Wednesday, November 16, 2011

a riddle wrapped in a mystery inside an enigma, clutching a hand grenade

I wasn't as productive today as I intended, but since that's always, always true, I should probably stop saying it. Remember my birthday goal of being nicer to myself this year? It's working out real swell, tanks for asking.

So I woke up this morning and worked throughout the morning/early afternoon, with a trip out of the house to grab lunch at Morning Due since I had nothing worth eating in the kitchen. However, when my parking ran out, I needed to vacate, and my errands on the way home took longer than I expected. I made an impromptu, utterly unplanned stop at Flax, my favorite paper store ever (except for Mai-Do, but Mai-Do is more Japanese paper and cutesy stationery in a tiny shop at the mall, while Flax is a gigantic art supply store sprawling across a warehouse-size space). I make my own notebooks these days, and while I have enough plastic covers and rings and paper options to outfit a small army of writers, I was out of pretty paper to use for the interior covers. More detail about my obsessiveness than you wanted, I know. But I bought some utterly awesome paper that will keep me in covers for awhile, and also a small mat and a rotary cutter so that I could cut the covers for my smaller notebooks (since I no longer work for my former employer and so don't have access to their industrial strength paper cutters inexplicably on every single floor even though most people don't have anything to do with paper during their day to day work). And I resisted buying an awesome red fountain pen, so I consider it all a victory.

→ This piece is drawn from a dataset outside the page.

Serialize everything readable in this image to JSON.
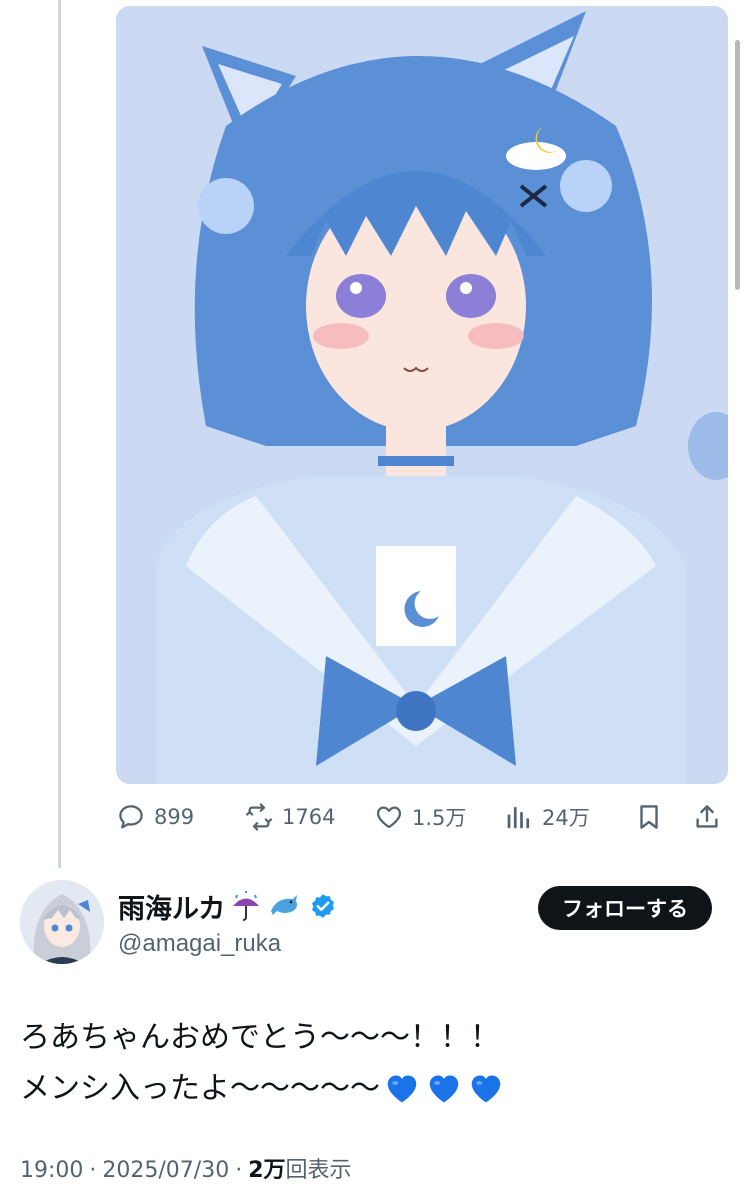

I then stopped at the grocery store to buy stuff for dinner, came home, put my pork chops in the fridge to brine, and did a bit more work. However, at that point I was running out of steam, and I hit a wall with a scene in which I realized the motivations made no sense and the whole book could be resolved if Malcolm and Amelia just had a sensible conversation over tea instead of arguing excessively. Damn damn damn. So my storytelling side needed a break to work my way out of this dilemma, and I took that break by making an elaborate dinner, violating my personal rule about not drinking alone, and watching the first four episodes of this season of NCIS: Los Angeles. Dinner was a repeat of last week's elaborate dinner (pork chop + risotto), but I bought better, thicker pork chops this time, and it turned out quite delicious (if a bit undercooked, although that made it tasty; if I die of trichinosis, I brought it upon myself). Since I had to open a bottle of wine for the risotto, I proceeded to drink two glasses of it, which I rarely do by myself since there seems to be such a slippery slope from frustrated writer to alcoholic writer -- and the level of pleasure I got out of self-medicating tonight is precisely why I very rarely indulge (alone; last weekend was all the proof you need that I'm quite capable of indulging with others).

Of course, NCIS: Los Angeles was self-medicating too, but it was fantastic; I really like that show a lot, and the backstory that is slowly being doled out about Callen and Hetty is super intriguing. I may have to pound the remaining episodes before I go back to Iowa so that I'm caught up for whatever I might see there (CBS programming and all that) -- but since I have a fucking book to finish in the next six days, perhaps I don't have time. Sigh. So I really should go to bed, get up, and get to work. At least I forced myself to take a break between episodes to fold clothes, clean the kitchen, do the dishes, etc; without that busy-work to distract me, hopefully I can get a lot done. And I think I figured out how to resolve my plot dilemma, so forward progress shall be made. Goodnight!